The artist Theresa Bruno has spent months cutting out every item from the last Argos catalogue to be published and laminating them to reflect the catalogues on display in the stores. The whole piece takes up the floor in Yorkshire ArtSpace in Sheffield. She’s arranged the cut-out pieces in what look like rivers that swirl around the floor. This is more like my on-line shopping experience where I begin looking for a new set of saucepans but get caught up in the flow of the Amazon river and end up purchasing something else. One river ends with a pair of earrings - yep, that is me.
I remember hearing Ruth Valerio, who worked for the Christian environmental charity A Rocha before moving to TearFund, telling us to be more careful with our spending and to internally deliberate our consumer choices. She wasn’t being a kill-joy.
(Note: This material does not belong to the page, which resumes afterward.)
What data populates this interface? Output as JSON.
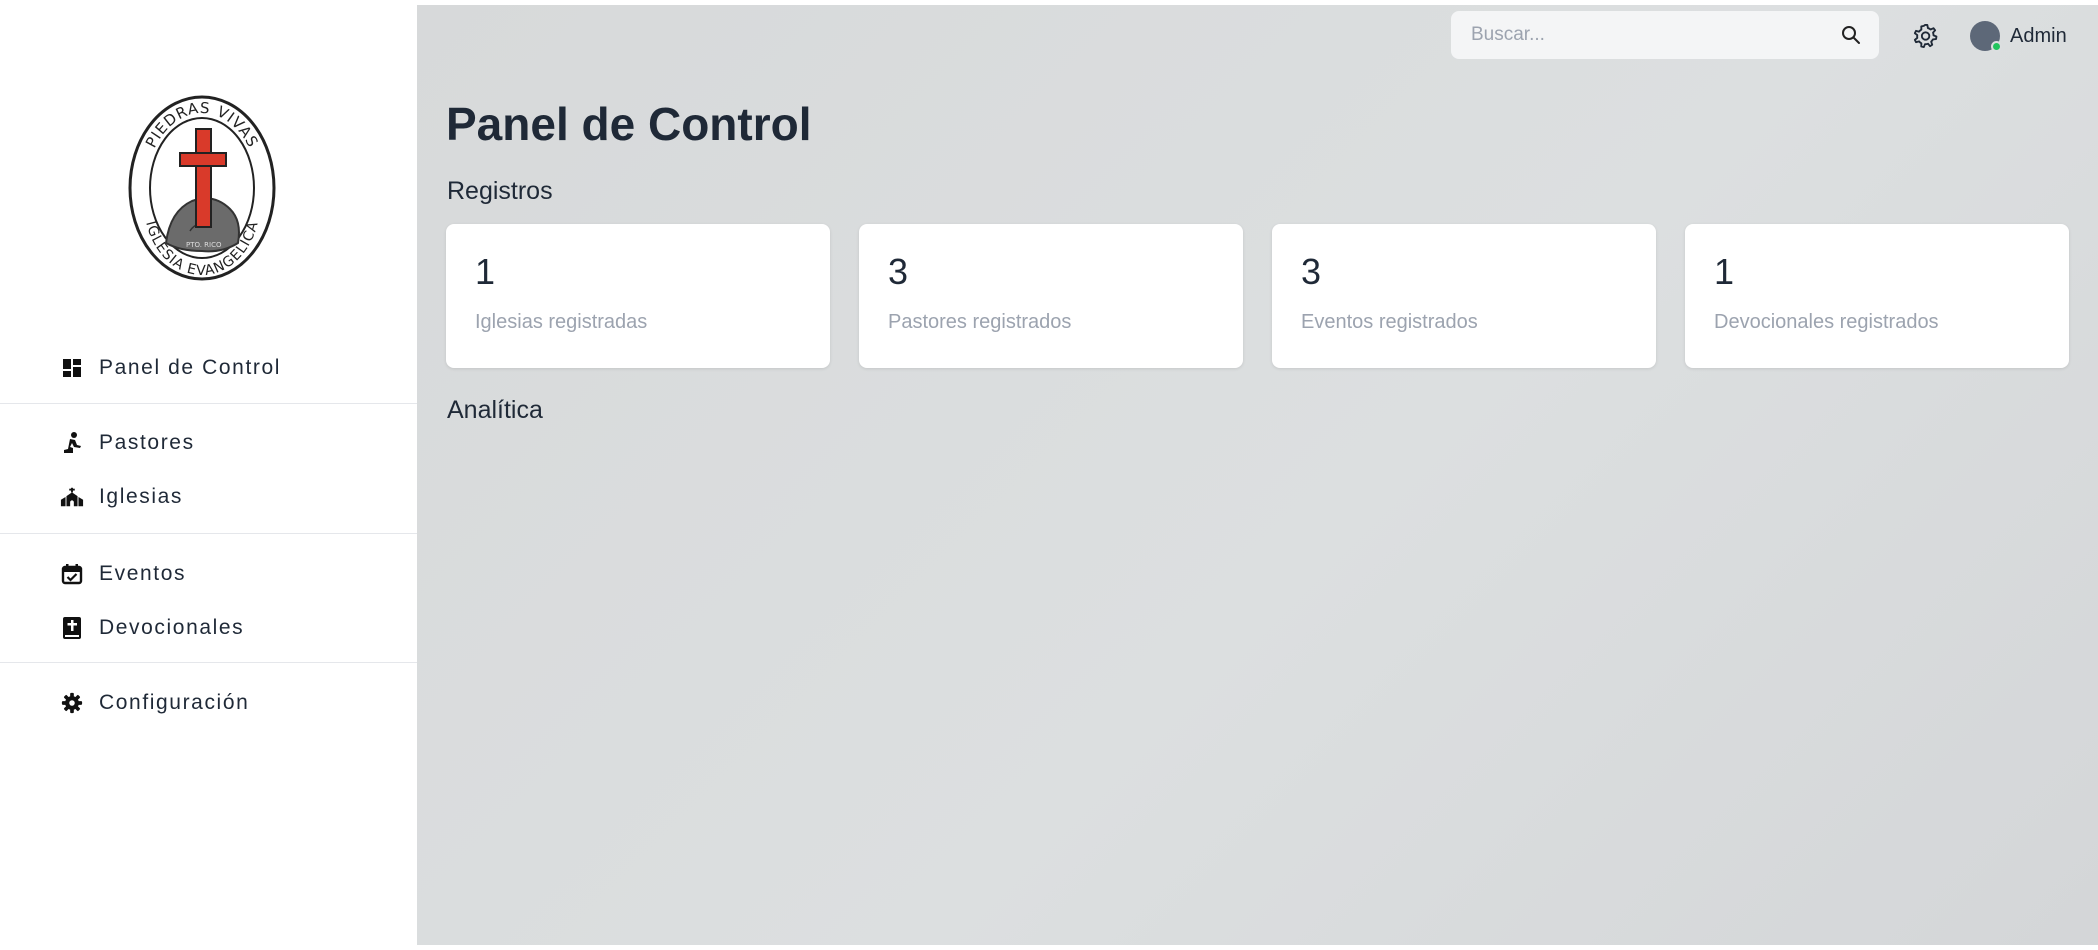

She said that there was more joy and satisfaction in selecting something that we genuinely needed, that was of quality and that we had researched the environmental impact of. In other words, more Argos and less Amazon (other sites are available!).
Did Jesus flick or scroll? He wasn’t against the material world but lived simply and lightly. He lived according to the flow of the Spirit and didn’t drown in the abundance of possessions that, if we are not on our guard, end up possessing us.
Take a moment and pause the next time you are poised to make a purchase (online or on the High Street). Do you really need it? Is there a more environmentally friendly alternative? Could you make it or borrow it instead? Might there be more joy in that?